つまり、無理矢理とってつけたように出来すぎの推理を子ども達がするという感じではないです。
ただギリギリだろうとは思う。
どんだけ頭脳優秀なんだよコイツら!って、子どものわたしならツッこんだかも…。
でも丁寧に読んでいけば、無理なくついてはこられると思います。はい。
アリバイトリックというほど大袈裟じゃないけどまあアリバイ崩しに頑張ってるし、毒草入りの料理を食べた人食べなかった人お腹壊した人と免れた人…その条件付けと、危険な場所に誘導するやり方と動機も合わせると、ロジックが綺麗に決まってて、犯人を特定するのに見事な消去法を見せてくれます。

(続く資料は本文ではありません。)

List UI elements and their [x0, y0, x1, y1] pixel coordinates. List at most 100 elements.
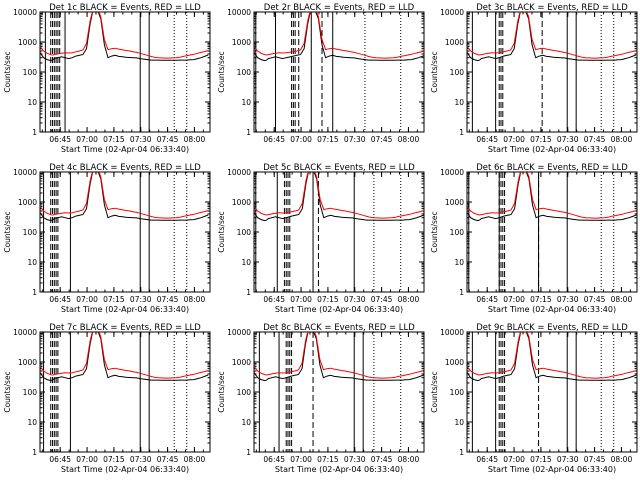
x-tick-label: 07:00 — [290, 455, 312, 464]
x-tick-label: 07:15 — [103, 455, 125, 464]
x-tick-label: 08:00 — [184, 295, 206, 304]
y-axis-label: Counts/sec — [217, 371, 226, 412]
x-axis-label: Start Time (02-Apr-04 06:33:40) — [275, 305, 403, 314]
y-tick-label: 1 — [246, 448, 251, 457]
x-axis-label: Start Time (02-Apr-04 06:33:40) — [61, 465, 189, 474]
x-tick-label: 07:15 — [103, 295, 125, 304]
series-line-lld — [467, 172, 637, 219]
series-line-lld — [467, 332, 637, 379]
series-line-events — [467, 12, 637, 62]
series-line-events — [254, 332, 424, 382]
series-line-events — [40, 12, 209, 62]
x-tick-label: 07:45 — [157, 295, 179, 304]
y-tick-label: 100 — [450, 68, 465, 77]
panel-6: Det 6c BLACK = Events, RED = LLD Counts/s… — [430, 163, 638, 314]
plot-frame — [39, 331, 211, 453]
x-tick-label: 07:00 — [503, 135, 525, 144]
y-tick-label: 1000 — [445, 358, 464, 367]
y-tick-label: 10 — [27, 258, 37, 267]
x-tick-label: 07:45 — [371, 135, 393, 144]
x-tick-label: 07:15 — [317, 295, 339, 304]
x-tick-label: 07:00 — [503, 295, 525, 304]
x-tick-label: 07:00 — [76, 455, 98, 464]
x-tick-label: 07:30 — [557, 295, 579, 304]
y-tick-label: 1 — [459, 288, 464, 297]
x-tick-label: 07:45 — [157, 135, 179, 144]
y-tick-label: 1 — [32, 128, 37, 137]
x-tick-label: 08:00 — [398, 295, 420, 304]
y-tick-label: 1 — [459, 448, 464, 457]
x-tick-label: 08:00 — [611, 295, 633, 304]
y-tick-label: 1 — [32, 288, 37, 297]
x-tick-label: 07:15 — [103, 135, 125, 144]
plot-frame — [253, 11, 425, 133]
y-tick-label: 10000 — [227, 328, 251, 337]
y-tick-label: 10 — [241, 258, 251, 267]
x-tick-label: 07:30 — [557, 455, 579, 464]
panel-title: Det 4c BLACK = Events, RED = LLD — [49, 163, 201, 173]
series-line-lld — [40, 172, 209, 219]
y-tick-label: 10000 — [440, 168, 464, 177]
y-tick-label: 1000 — [445, 198, 464, 207]
x-tick-label: 07:30 — [130, 455, 152, 464]
plot-frame — [39, 171, 211, 293]
x-tick-label: 07:45 — [371, 455, 393, 464]
panel-4: Det 4c BLACK = Events, RED = LLD Counts/s… — [3, 163, 211, 314]
y-axis-label: Counts/sec — [430, 51, 439, 92]
x-tick-label: 06:45 — [476, 455, 498, 464]
series-line-events — [467, 332, 637, 382]
y-tick-label: 10000 — [227, 8, 251, 17]
x-tick-label: 07:30 — [557, 135, 579, 144]
x-tick-label: 07:15 — [317, 455, 339, 464]
y-axis-label: Counts/sec — [430, 211, 439, 252]
x-tick-label: 06:45 — [263, 135, 285, 144]
y-tick-label: 1 — [246, 288, 251, 297]
x-tick-label: 07:45 — [371, 295, 393, 304]
y-tick-label: 100 — [450, 388, 465, 397]
y-axis-label: Counts/sec — [430, 371, 439, 412]
x-axis-label: Start Time (02-Apr-04 06:33:40) — [61, 145, 189, 154]
x-tick-label: 07:15 — [530, 135, 552, 144]
x-tick-label: 07:30 — [344, 455, 366, 464]
y-tick-label: 100 — [450, 228, 465, 237]
panel-9: Det 9c BLACK = Events, RED = LLD Counts/s… — [430, 323, 638, 474]
x-tick-label: 08:00 — [398, 135, 420, 144]
x-tick-label: 07:30 — [130, 135, 152, 144]
panel-8: Det 8c BLACK = Events, RED = LLD Counts/s… — [217, 323, 425, 474]
series-line-events — [467, 172, 637, 222]
y-tick-label: 10 — [454, 418, 464, 427]
x-tick-label: 08:00 — [611, 135, 633, 144]
x-tick-label: 06:45 — [49, 135, 71, 144]
y-tick-label: 1000 — [18, 198, 37, 207]
y-tick-label: 10 — [241, 418, 251, 427]
x-tick-label: 06:45 — [49, 295, 71, 304]
x-tick-label: 06:45 — [263, 295, 285, 304]
y-tick-label: 10 — [27, 418, 37, 427]
y-axis-label: Counts/sec — [217, 211, 226, 252]
x-tick-label: 07:30 — [344, 295, 366, 304]
y-tick-label: 100 — [23, 68, 38, 77]
panel-title: Det 5c BLACK = Events, RED = LLD — [263, 163, 415, 173]
y-tick-label: 10 — [454, 98, 464, 107]
x-tick-label: 06:45 — [476, 135, 498, 144]
x-tick-label: 07:15 — [530, 455, 552, 464]
series-line-events — [40, 332, 209, 382]
y-tick-label: 10 — [27, 98, 37, 107]
y-tick-label: 10000 — [227, 168, 251, 177]
series-line-events — [40, 172, 209, 222]
y-tick-label: 100 — [237, 228, 252, 237]
panel-1: Det 1c BLACK = Events, RED = LLD Counts/s… — [3, 3, 211, 154]
y-axis-label: Counts/sec — [3, 371, 12, 412]
y-tick-label: 1000 — [18, 358, 37, 367]
series-line-lld — [40, 12, 209, 59]
x-tick-label: 07:30 — [344, 135, 366, 144]
x-tick-label: 07:45 — [157, 455, 179, 464]
y-tick-label: 10000 — [440, 8, 464, 17]
x-tick-label: 08:00 — [184, 135, 206, 144]
panel-title: Det 3c BLACK = Events, RED = LLD — [476, 3, 628, 13]
panel-5: Det 5c BLACK = Events, RED = LLD Counts/s… — [217, 163, 425, 314]
y-tick-label: 1000 — [232, 198, 251, 207]
panel-7: Det 7c BLACK = Events, RED = LLD Counts/s… — [3, 323, 211, 474]
x-tick-label: 08:00 — [611, 455, 633, 464]
panel-title: Det 1c BLACK = Events, RED = LLD — [49, 3, 201, 13]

ミステリクラスタさんたちの、絶賛の評はコレでしょうね。

田舎の広い屋敷、それも曰く因縁のある薄暗いお屋敷の中で、親戚の大人達やいとこたちと過ごす、わくわくどきどきする感じと、犯人探し・座敷童子探しで推理し駆け回る子どもらしい軽やかさと。

子ども達はどんな気持ちで、このホラー風味の本格ミステリを読んでくれるだろう。
有栖川先生の『虹果て村』も同じくですが、こういう良質のジュヴナイルミステリで、本格ミステリの楽しさを知ってくれると嬉しいな。
大人の読者にも、大切なことを心に突きつけられる、それでいてノスタルジックな物語とロジカルな謎解きを存分に堪能できる、レベルの高い本格ミステリでございました。